Philip Seymour Hoffman Was Almost Pig Vomit in Howard Stern’s ‘Private Parts’
When Paul Giamatti was approached to play WNBC program director Pig Vomit in Howard Stern’s Private Parts movie, his reps were skeptical. “Some of my agents were like, ‘Really, you want to do this?’” Giamatti recently told Howard Stern. “I was like, ‘Yes I want to do it! First of all, it's a really good script. Who the hell am I? Who the hell cares? And I'm going to have fun doing it.”
Stern’s representative had a different take after watching the unknown 30-year-old’s performance in the movie. “My agent turned to me and said, “(Giamatti is) going to be a huge star,” Stern revealed. “He says out of everybody in that whole f---ing crew, it's going to be Paul Giamatti.”
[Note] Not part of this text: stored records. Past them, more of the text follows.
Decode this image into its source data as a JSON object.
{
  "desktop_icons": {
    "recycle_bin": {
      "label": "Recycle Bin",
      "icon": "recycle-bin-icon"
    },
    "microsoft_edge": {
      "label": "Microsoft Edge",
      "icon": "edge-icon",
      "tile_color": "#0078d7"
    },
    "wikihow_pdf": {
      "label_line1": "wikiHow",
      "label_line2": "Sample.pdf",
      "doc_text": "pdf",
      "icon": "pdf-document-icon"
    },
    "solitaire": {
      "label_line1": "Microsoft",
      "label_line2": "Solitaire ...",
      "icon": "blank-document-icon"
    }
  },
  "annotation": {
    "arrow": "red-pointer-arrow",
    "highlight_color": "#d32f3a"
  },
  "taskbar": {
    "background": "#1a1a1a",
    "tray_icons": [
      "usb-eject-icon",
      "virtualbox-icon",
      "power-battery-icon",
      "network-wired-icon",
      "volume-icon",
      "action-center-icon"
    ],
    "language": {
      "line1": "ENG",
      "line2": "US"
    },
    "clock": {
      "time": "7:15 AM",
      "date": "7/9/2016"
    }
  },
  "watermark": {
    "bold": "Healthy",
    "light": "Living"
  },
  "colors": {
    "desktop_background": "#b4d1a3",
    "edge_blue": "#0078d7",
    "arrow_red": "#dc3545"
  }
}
Except there’s an alternate Sternverse in which Pig Vomit wasn’t Giamatti at all. According to Stern, there was “one other guy up for that role”: the late Philip Seymour Hoffman. “He would have been great,” Giamatti admitted. “He would have been amazing.” (Other sliding-door moments: Julia Louis-Dreyfus was the original Alison but backed out due to family commitments. Another consideration — Jeff Goldblum playing Howard himself.)
Stern has no regrets about Giamatti getting the role. “Paul nailed this guy,” he said. “He was a real life guy and Paul nailed him. It was weird — when I did the scenes, I felt like I was working with the real Pig Virus.”
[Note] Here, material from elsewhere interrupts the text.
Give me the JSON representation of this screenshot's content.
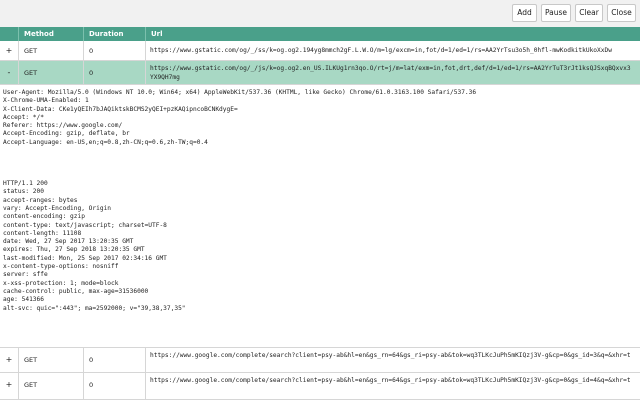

Pig Virus? Yep, that was Stern’s real-life nickname for the program manager, but producers had concerns about getting sued so Pig Vomit it was. “It bothered me that you were Pig Vomit,” Stern admitted to Giamatti. “It was Pig Virus!” Some poor kid at Stern’s youth summer camp originally got stuck with the Pig Virus nickname, and older Stern appropriated it for his work enemy. You’d think either version of the name would be grounds for a lawsuit.
Stern lamented that he didn’t relish his Private Parts experience when he was in the moment, but while Giamatti would love to relive the movie-making, he did appreciate it in real time. “I did feel a lot,” he told Stern. “I remember every second of making that movie, more so than other things. I think I did savor that one because the whole thing was great.”